I want to know if there’s going to be a downpour of sentiment, a drought of generosity, a mix of sun and clouds causing buyer’s remorse and whether there are going to be mood swings coming over the mountains when they come. Is there a chance of a panic attack on Tuesday afternoon? I would like to know not only how to dress appropriately but what to postpone: I would know whether or not a picnic was appropriate or whether a cage match might be more in order.

Finally, I’m not interested so much in tropical depressions as I am in topical depressions, which leads me to believe that we should also have a Doppler radar to predict what’s going on politically. I believe I’m not the only one going through this: I could be having a genuinely lovely day, only to turn on the news and fall directly into the slough of despond. That’s what I call a “topical depression” – it will be a sudden change in climate having to do with what happened during the last 15 minutes in Washington, D.C.

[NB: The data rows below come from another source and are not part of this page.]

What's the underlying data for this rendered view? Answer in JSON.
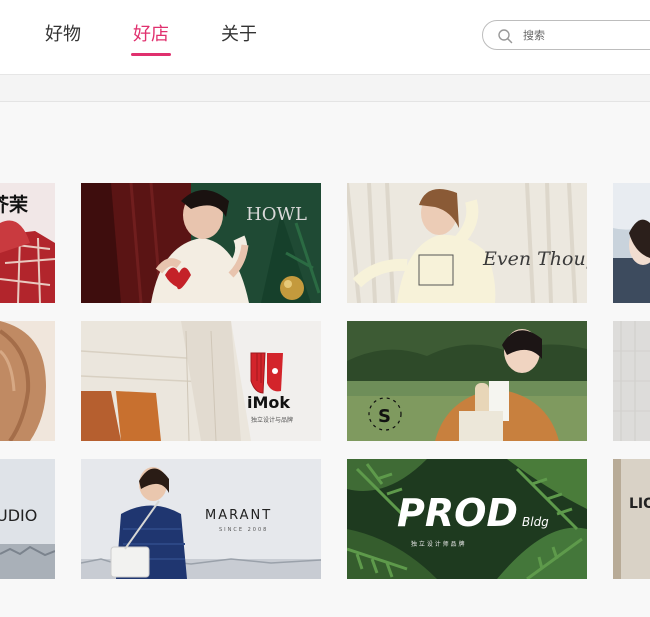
{
  "nav": {
    "tabs": [
      {
        "label": "好物",
        "active": false
      },
      {
        "label": "好店",
        "active": true
      },
      {
        "label": "关于",
        "active": false
      }
    ],
    "accent_color": "#e0306e"
  },
  "search": {
    "placeholder": "搜索",
    "value": "",
    "icon": "search-icon"
  },
  "shops": [
    {
      "name": "芥茉",
      "brand_text": "芥茉",
      "position": "row1-left-partial"
    },
    {
      "name": "HOWL",
      "brand_text": "HOWL",
      "position": "row1-col1"
    },
    {
      "name": "Even Though",
      "brand_text": "Even Though",
      "position": "row1-col2"
    },
    {
      "name": "",
      "brand_text": "",
      "position": "row1-right-partial"
    },
    {
      "name": "",
      "brand_text": "",
      "position": "row2-left-partial"
    },
    {
      "name": "iMok",
      "brand_text": "iMok",
      "sub_text": "独立设计与品牌",
      "position": "row2-col1"
    },
    {
      "name": "S",
      "brand_text": "S",
      "position": "row2-col2"
    },
    {
      "name": "",
      "brand_text": "",
      "position": "row2-right-partial"
    },
    {
      "name": "STUDIO",
      "brand_text": "UDIO",
      "position": "row3-left-partial"
    },
    {
      "name": "MARANT",
      "brand_text": "MARANT",
      "sub_text": "SINCE 2008",
      "position": "row3-col1"
    },
    {
      "name": "PROD Bldg",
      "brand_text": "PROD",
      "sub_text": "Bldg",
      "tagline": "独 立 设 计 师 品 牌",
      "position": "row3-col2"
    },
    {
      "name": "LIO",
      "brand_text": "LIO",
      "position": "row3-right-partial"
    }
  ]
}
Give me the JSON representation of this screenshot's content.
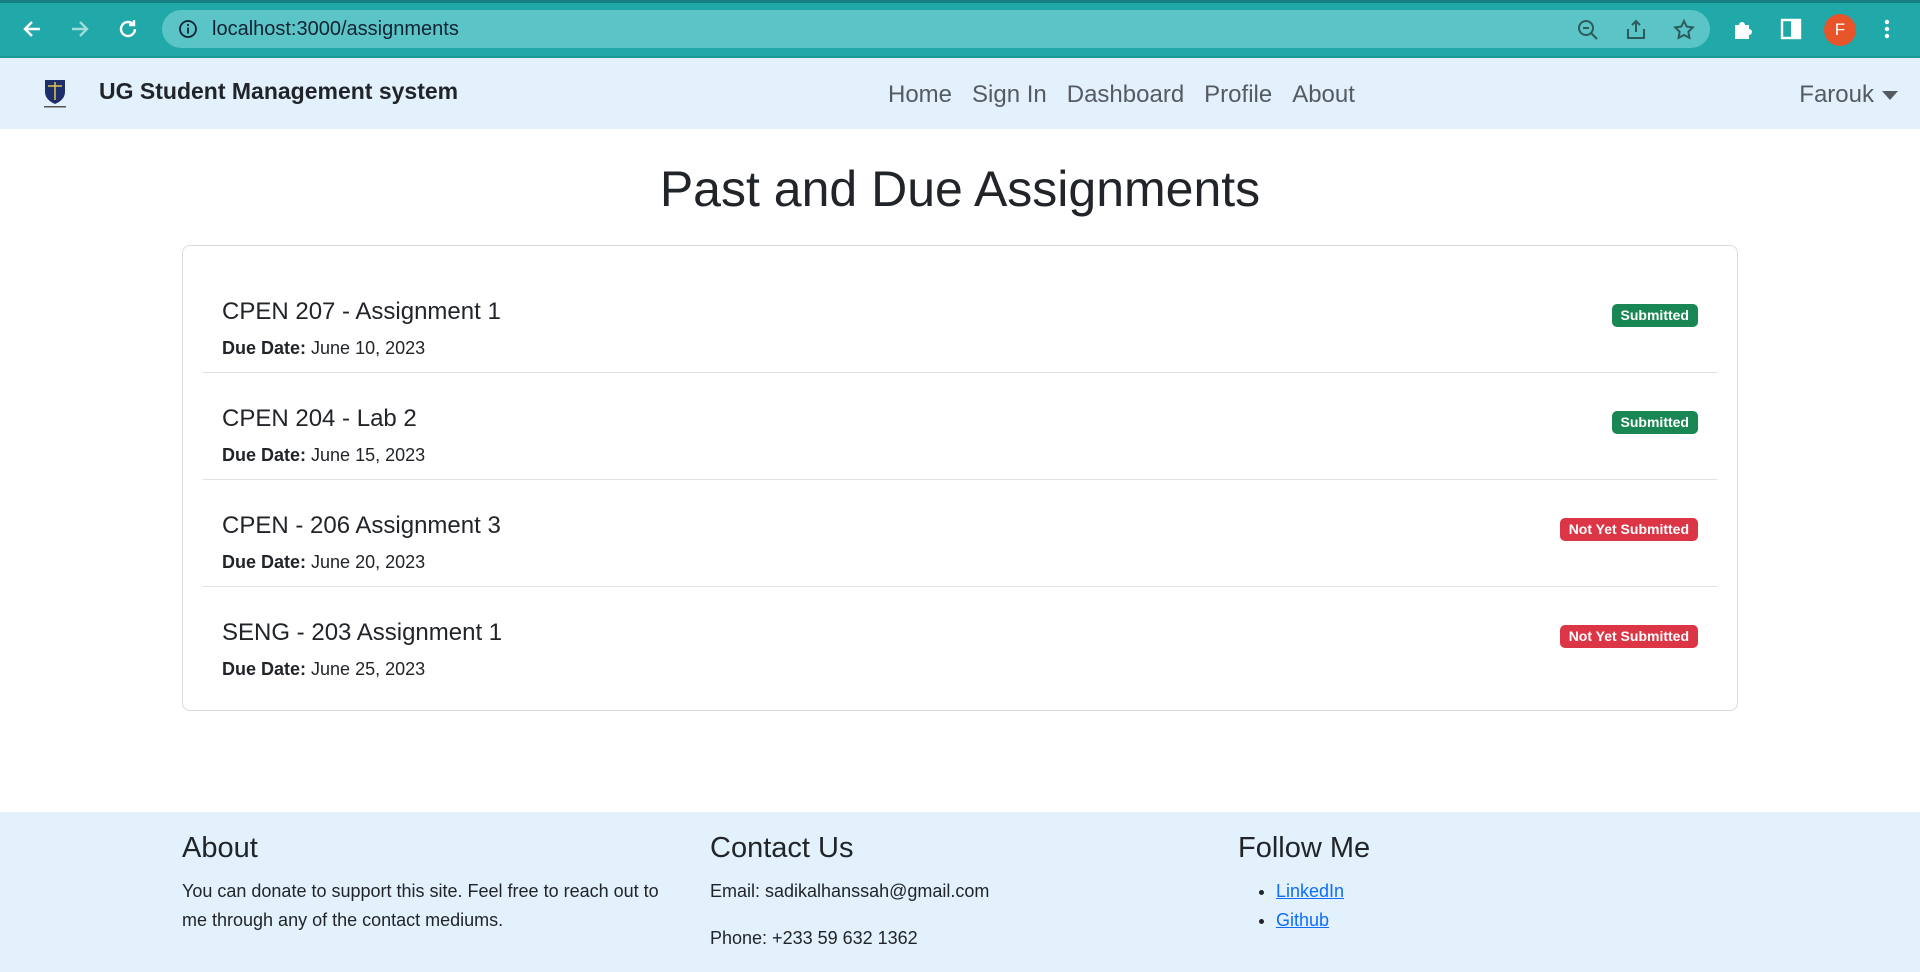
{
  "browser": {
    "url": "localhost:3000/assignments",
    "profile_initial": "F",
    "theme_color": "#21a8a8"
  },
  "navbar": {
    "brand": "UG Student Management system",
    "links": [
      "Home",
      "Sign In",
      "Dashboard",
      "Profile",
      "About"
    ],
    "user": "Farouk"
  },
  "page": {
    "title": "Past and Due Assignments"
  },
  "assignments": [
    {
      "title": "CPEN 207 - Assignment 1",
      "due_label": "Due Date:",
      "due": "June 10, 2023",
      "status": "Submitted",
      "status_color": "#198754"
    },
    {
      "title": "CPEN 204 - Lab 2",
      "due_label": "Due Date:",
      "due": "June 15, 2023",
      "status": "Submitted",
      "status_color": "#198754"
    },
    {
      "title": "CPEN - 206 Assignment 3",
      "due_label": "Due Date:",
      "due": "June 20, 2023",
      "status": "Not Yet Submitted",
      "status_color": "#dc3545"
    },
    {
      "title": "SENG - 203 Assignment 1",
      "due_label": "Due Date:",
      "due": "June 25, 2023",
      "status": "Not Yet Submitted",
      "status_color": "#dc3545"
    }
  ],
  "footer": {
    "about": {
      "heading": "About",
      "text": "You can donate to support this site. Feel free to reach out to me through any of the contact mediums."
    },
    "contact": {
      "heading": "Contact Us",
      "email": "Email: sadikalhanssah@gmail.com",
      "phone": "Phone: +233 59 632 1362"
    },
    "follow": {
      "heading": "Follow Me",
      "links": [
        "LinkedIn",
        "Github"
      ]
    }
  }
}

“Who wants to be foretold the weather?” asks Jerome K. Jerome, one of my favorite humor writers. “It is bad enough when it comes, without our having the misery of knowing about it beforehand.” But foretold can be forearmed. Perhaps we’ll figure out how to protect ourselves against the winds of a changing political climate. Or perhaps we’ll learn how to cope with a suddenly urgent sense of social anxiety aroused by witnessing the end of human history as it comes hurtling toward us. I’ll break out the Popchips.